Les États de la Communauté économique des États de l’Afrique de l’Ouest (Cédéao) s’engagent dans un durcissement progressif de leurs exigences en matière de performance énergétique des bâtiments publics. À l’horizon 2030, les constructions et rénovations de grande superficie devront intégrer des standards stricts de consommation énergétique, dans un contexte de pression croissante sur les systèmes électriques de la région.
Vers une obligation de performance énergétique dans le secteur public
Selon les orientations régionales, les bâtiments publics dépassant 500 m², qu’ils soient neufs ou rénovés, devront désormais intégrer des dispositifs d’efficacité énergétique et disposer d’un certificat attestant de leur performance.

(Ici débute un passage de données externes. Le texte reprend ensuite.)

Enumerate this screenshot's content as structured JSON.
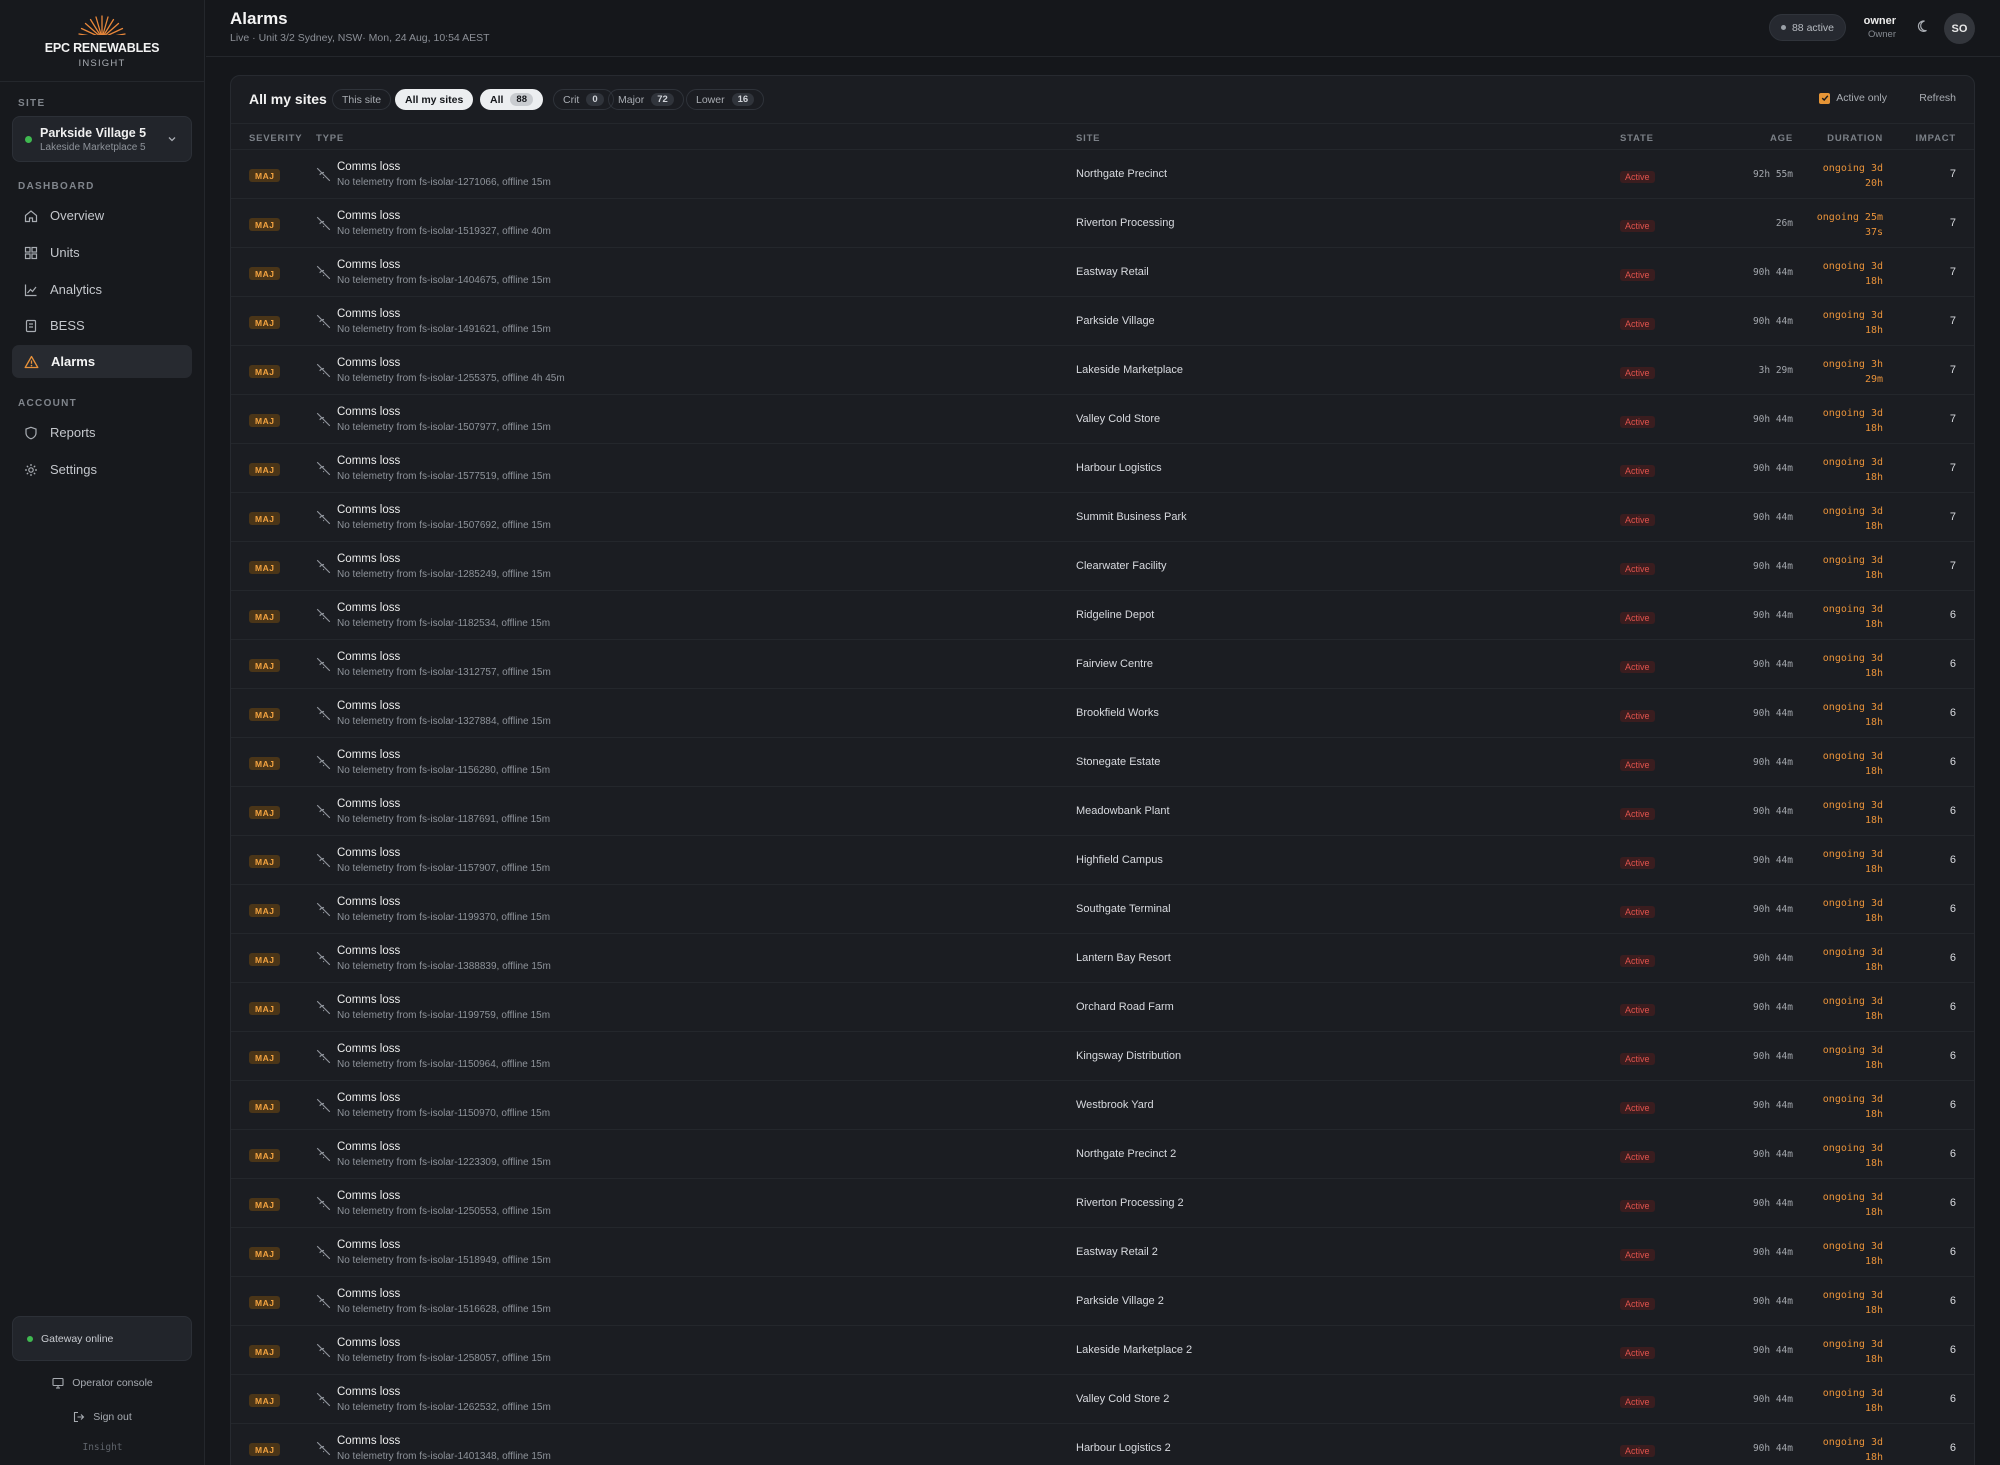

Cette exigence s’inscrit dans les objectifs de transition énergétique portés à l’échelle ouest-africaine, avec une attention particulière accordée à la réduction des consommations liées au refroidissement, un poste particulièrement élevé dans les zones tropicales.
Le poids énergétique des bâtiments en zone tropicale
Dans les pays de la sous-région, la climatisation et le refroidissement représentent une part importante de la demande énergétique des bâtiments publics. La recherche de solutions durables devient donc un enjeu à la fois économique et environnemental.
Les politiques publiques s’orientent vers des bâtiments mieux isolés, des équipements plus efficaces et une intégration accrue des énergies renouvelables, notamment à travers l’autoconsommation solaire pour réduire la pression sur les réseaux nationaux.
Le solaire et la modernisation des infrastructures
Parmi les pistes privilégiées figure le recours à l’énergie solaire pour alimenter une partie des besoins des bâtiments publics. Cette orientation accompagne un mouvement plus large de modernisation des équipements énergivores, avec l’objectif de réduire les coûts d’exploitation à long terme et d’améliorer la résilience énergétique des infrastructures publiques.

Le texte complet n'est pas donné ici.